Taha Haneen A, Zeilani Ruqayya S, Haddad Rabia H, Abdalrahim Maysoon S
School of Nursing, Clinical Nursing Department, The University of Jordan, Amman, Jordan.
Faculty of Nursing, Nursing Department, Philadelphia University. Amman, Jordan.
Digit Health. 2025 Jul 7;11:20552076251358315. doi: 10.1177/20552076251358315. eCollection 2025 Jan-Dec.
Neuropathic pain (NP) remains a complex, under-recognized complication among cancer patients, frequently arising from surgery, chemotherapy, or radiotherapy. Early prediction is crucial for timely intervention, yet conventional tools often fall short due to their reactive and subjective nature.
This systematic review aims to evaluate the application of artificial intelligence (AI) and machine learning (ML) techniques in predicting NP and related outcomes among oncology patients, highlighting model performance, predictors, and limitations.
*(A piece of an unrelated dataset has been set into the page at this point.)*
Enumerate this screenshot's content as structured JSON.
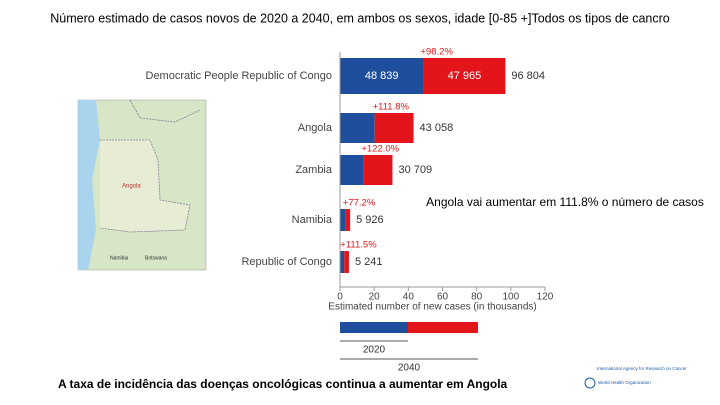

Following the Preferred Reporting Items for Systematic Reviews and Meta-Analyses (PRISMA) 2020 guidelines, a comprehensive search was conducted across PubMed, EMBASE, Web of Science, IEEE Xplore, and Google Scholar for English-language studies published between January 2020 and February 2025. Fourteen eligible studies were included based on predefined Population, Intervention, Comparator, Outcome, Study Design (PICOS) criteria. The risk of bias was assessed using QUADAS-2 and PROBAST tools.
Most studies in high-income countries focused on breast cancer. Supervised models such as random forest (area under the receiver operating characteristic curve (AUC) up to 0.94), support vector machine (AUC 0.808-0.87), and deep learning architectures were dominant. Key predictive features included acute postoperative pain, anxiety, type of surgery, and biomarkers like sphinganine-1-phosphate. Only 14% of studies used external validation, and 5% assessed calibration. Multimodal frameworks integrating clinical, emotional, imaging, and molecular data outperformed single-modality models.
AI and ML hold significant promise for enhancing NP prediction in cancer care. However, methodological limitations-particularly poor calibration, low external validation, and limited interpretability-currently hinder clinical adoption. Standardization, explainable AI, and diverse datasets are essential for future progress.
神经病理性疼痛(NP)仍是癌症患者中一种复杂且未得到充分认识的并发症,常由手术、化疗或放疗引起。早期预测对于及时干预至关重要,但传统工具因其反应性和主观性往往效果不佳。
本系统评价旨在评估人工智能(AI)和机器学习(ML)技术在预测肿瘤患者NP及相关结局中的应用,突出模型性能、预测因素和局限性。
按照系统评价和Meta分析的首选报告项目(PRISMA)2020指南,在PubMed、EMBASE、科学网、IEEE Xplore和谷歌学术上全面检索2020年1月至2025年2月发表的英文研究。根据预先定义的人群、干预措施、对照、结局、研究设计(PICOS)标准纳入了14项符合条件的研究。使用QUADAS-2和PROBAST工具评估偏倚风险。
高收入国家的大多数研究集中在乳腺癌。随机森林(受试者工作特征曲线下面积(AUC)高达0.94)、支持向量机(AUC 0.808 - 0.87)等监督模型以及深度学习架构占主导地位。关键预测特征包括术后急性疼痛、焦虑、手术类型以及像鞘氨醇-1-磷酸这样的生物标志物。只有14%的研究使用了外部验证,5%评估了校准。整合临床、情绪、影像和分子数据的多模态框架优于单模态模型。
AI和ML在改善癌症护理中NP预测方面具有巨大潜力。然而,方法学上的局限性,特别是校准不佳、外部验证不足和可解释性有限,目前阻碍了临床应用。标准化、可解释的AI和多样化的数据集对未来进展至关重要。